Karzai se aproxima da maioria com avanço da apuração eleitoral afegã

Lutffullah Ormurl. Cabul, 6 set (EFE).- O presidente do Afeganistão, Hamid Karzai, está perto da maioria absoluta nas eleições presidenciais, segundo a mais recente apuração da Comissão Eleitoral, mas os adversários continuam denunciando uma fraude maciça no pleito.

EFE |

Com dados referentes a 74,2% dos colégios, Karzai obtém 48,6% dos votos, um resultado que o coloca muito perto de ser proclamado vencedor sem segundo turno, para o que precisa superar os 50% de voto.

O atual presidente obteve 2.089.179 de um total de 4.295.326 votos válidos, muito na frente de seu principal adversário, o ex-ministro de Exteriores Abdullah Abdullah, que obteve, por enquanto, 1.361.247 votos (31,7%).

Abdullah qualificou várias vezes a apuração como uma "farsa" e solicitou no sábado - sem sucesso - que a Comissão Eleitoral suspenda o processo de apuração, após se referir às fraudes cometidas em várias áreas das províncias mais afins a Karzai.

Segundo a equipe de campanha de Abdullah, a Comissão considerou críveis os resultados em urnas onde Karzai obteve a totalidade das cédulas, assim como números redondos de voto (300, 500), o que alimenta suas suspeitas de que os conjuntos de cédulas contêm 100 votos.

A Comissão se nega a parar a apuração, mas o secretário do organismo, Daoud Ali Najafi, anunciou hoje que os votos de 447 urnas do país foram cancelados devido às irregularidades.

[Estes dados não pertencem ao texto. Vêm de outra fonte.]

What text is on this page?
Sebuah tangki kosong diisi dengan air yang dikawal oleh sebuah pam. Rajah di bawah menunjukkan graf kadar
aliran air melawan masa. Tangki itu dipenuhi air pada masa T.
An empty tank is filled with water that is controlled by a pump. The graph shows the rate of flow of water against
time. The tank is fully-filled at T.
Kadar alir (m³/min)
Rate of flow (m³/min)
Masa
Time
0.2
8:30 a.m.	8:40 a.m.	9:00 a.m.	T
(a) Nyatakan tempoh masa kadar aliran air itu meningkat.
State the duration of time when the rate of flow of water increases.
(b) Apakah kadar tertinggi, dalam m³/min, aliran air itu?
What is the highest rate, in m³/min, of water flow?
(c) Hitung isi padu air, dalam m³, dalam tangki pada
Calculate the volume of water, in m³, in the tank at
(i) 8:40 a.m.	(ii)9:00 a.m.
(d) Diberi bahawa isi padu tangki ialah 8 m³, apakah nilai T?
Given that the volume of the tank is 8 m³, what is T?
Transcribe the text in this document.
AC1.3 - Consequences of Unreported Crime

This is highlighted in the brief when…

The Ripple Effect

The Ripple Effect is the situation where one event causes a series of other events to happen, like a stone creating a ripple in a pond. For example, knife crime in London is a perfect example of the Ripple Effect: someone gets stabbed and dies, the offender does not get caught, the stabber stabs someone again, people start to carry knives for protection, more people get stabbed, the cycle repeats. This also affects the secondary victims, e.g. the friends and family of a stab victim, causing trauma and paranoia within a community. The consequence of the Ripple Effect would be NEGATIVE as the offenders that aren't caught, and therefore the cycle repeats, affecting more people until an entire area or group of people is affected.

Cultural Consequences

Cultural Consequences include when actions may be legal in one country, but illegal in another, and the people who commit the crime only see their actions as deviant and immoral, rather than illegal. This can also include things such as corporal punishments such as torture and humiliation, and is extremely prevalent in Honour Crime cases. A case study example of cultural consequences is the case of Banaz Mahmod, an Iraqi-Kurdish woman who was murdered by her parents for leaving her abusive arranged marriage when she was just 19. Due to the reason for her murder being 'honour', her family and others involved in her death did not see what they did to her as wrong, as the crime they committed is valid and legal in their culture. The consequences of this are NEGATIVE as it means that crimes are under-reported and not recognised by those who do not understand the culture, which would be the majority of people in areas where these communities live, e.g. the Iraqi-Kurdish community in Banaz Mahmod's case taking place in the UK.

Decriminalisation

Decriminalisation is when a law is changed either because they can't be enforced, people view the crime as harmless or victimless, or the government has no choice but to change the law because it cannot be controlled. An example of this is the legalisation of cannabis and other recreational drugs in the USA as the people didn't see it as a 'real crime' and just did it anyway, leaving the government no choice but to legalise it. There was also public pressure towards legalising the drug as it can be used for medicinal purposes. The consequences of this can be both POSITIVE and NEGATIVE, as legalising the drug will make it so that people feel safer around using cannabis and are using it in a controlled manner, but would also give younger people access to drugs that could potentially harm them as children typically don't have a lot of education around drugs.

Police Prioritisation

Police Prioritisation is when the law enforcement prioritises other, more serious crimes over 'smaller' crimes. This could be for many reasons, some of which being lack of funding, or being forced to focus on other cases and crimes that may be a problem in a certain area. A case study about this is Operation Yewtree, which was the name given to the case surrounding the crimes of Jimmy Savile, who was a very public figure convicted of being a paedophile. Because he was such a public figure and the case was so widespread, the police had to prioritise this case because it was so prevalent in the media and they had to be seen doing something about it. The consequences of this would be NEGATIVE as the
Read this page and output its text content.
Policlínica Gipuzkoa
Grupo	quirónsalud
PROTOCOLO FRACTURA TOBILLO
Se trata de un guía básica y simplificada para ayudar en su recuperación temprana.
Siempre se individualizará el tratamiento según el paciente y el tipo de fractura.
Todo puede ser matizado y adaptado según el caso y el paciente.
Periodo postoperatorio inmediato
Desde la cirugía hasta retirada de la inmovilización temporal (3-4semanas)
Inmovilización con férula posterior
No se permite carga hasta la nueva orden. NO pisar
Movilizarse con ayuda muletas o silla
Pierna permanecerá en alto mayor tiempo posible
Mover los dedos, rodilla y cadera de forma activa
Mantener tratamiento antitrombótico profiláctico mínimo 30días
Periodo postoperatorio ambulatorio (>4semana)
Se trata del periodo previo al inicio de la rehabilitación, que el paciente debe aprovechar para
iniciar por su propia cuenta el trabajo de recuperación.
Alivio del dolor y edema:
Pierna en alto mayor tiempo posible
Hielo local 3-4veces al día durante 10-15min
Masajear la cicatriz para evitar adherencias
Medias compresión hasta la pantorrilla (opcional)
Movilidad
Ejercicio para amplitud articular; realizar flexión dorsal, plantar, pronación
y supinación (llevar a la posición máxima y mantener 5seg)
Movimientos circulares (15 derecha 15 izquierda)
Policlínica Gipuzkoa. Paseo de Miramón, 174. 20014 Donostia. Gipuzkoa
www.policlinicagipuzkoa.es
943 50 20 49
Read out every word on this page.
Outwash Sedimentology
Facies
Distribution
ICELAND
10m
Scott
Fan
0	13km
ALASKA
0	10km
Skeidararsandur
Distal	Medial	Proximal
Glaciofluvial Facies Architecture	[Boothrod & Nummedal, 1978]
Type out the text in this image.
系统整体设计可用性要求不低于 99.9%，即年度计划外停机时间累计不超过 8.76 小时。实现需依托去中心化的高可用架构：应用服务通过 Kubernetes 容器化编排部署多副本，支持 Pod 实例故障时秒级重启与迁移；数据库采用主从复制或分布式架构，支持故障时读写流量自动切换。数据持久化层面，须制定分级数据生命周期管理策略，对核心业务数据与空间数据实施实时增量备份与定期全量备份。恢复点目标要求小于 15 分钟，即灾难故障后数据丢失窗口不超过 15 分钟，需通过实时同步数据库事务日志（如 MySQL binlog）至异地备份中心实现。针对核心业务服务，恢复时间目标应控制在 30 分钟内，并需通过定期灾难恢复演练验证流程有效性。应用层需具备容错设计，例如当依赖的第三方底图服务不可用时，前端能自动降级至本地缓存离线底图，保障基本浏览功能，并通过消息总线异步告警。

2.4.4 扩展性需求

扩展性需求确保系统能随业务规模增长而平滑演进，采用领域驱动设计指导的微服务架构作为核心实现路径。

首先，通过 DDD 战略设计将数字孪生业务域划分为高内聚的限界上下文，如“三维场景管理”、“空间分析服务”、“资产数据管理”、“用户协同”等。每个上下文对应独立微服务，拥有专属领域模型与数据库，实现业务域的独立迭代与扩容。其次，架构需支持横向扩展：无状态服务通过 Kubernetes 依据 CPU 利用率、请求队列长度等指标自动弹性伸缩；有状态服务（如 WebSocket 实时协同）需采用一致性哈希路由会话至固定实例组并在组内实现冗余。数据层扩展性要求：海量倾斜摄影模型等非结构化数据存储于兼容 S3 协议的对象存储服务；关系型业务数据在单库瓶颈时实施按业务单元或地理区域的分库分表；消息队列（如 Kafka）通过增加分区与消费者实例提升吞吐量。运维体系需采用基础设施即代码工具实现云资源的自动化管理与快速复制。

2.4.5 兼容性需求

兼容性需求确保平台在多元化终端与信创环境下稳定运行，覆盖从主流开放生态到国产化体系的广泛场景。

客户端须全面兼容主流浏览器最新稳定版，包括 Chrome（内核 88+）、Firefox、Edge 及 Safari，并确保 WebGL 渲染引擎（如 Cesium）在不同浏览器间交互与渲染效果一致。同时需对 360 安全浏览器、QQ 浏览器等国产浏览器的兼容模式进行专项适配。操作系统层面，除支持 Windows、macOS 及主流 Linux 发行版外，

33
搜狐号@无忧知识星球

Até o momento, a Comissão de Queixas - um organismo independente da Comissão Eleitoral e com membros estrangeiros - recebeu 2,301 mil denúncias de fraude, entre as quais considera que 698 "poderiam" alterar os resultados das eleições.

À espera de suas decisões, a apuração atrasou a respeito das datas previstas. A Comissão Eleitoral tinha anunciado que teria os resultados preliminares em 3 de setembro, mas adiou o anúncio e, no lugar, informou sobre dados de 60% dos colégios.

Karzai, que nos sucessivos anúncios de resultados foi ampliando sua vantagem sobre os adversários, obteve proporcionalmente mais apoio no sul e no leste do país, áreas onde é majoritária a etnia pashtun, à qual ele pertence.

Embora a participação tenha sido mais baixa nessas áreas - as mais golpeadas pelos insurgentes talibãs -, a apuração avançou mais lentamente do que no resto do país, portanto, muito do que resta a ser contado deve, em teoria, beneficiar Karzai.

Abdullah, antigo porta-voz da Aliança do Norte, obteve seus melhores resultados na maioria das regiões setentrionais, onde tem mais presença a etnia tajique, à qual pertence sua mãe e com a qual ele mesmo se identifica.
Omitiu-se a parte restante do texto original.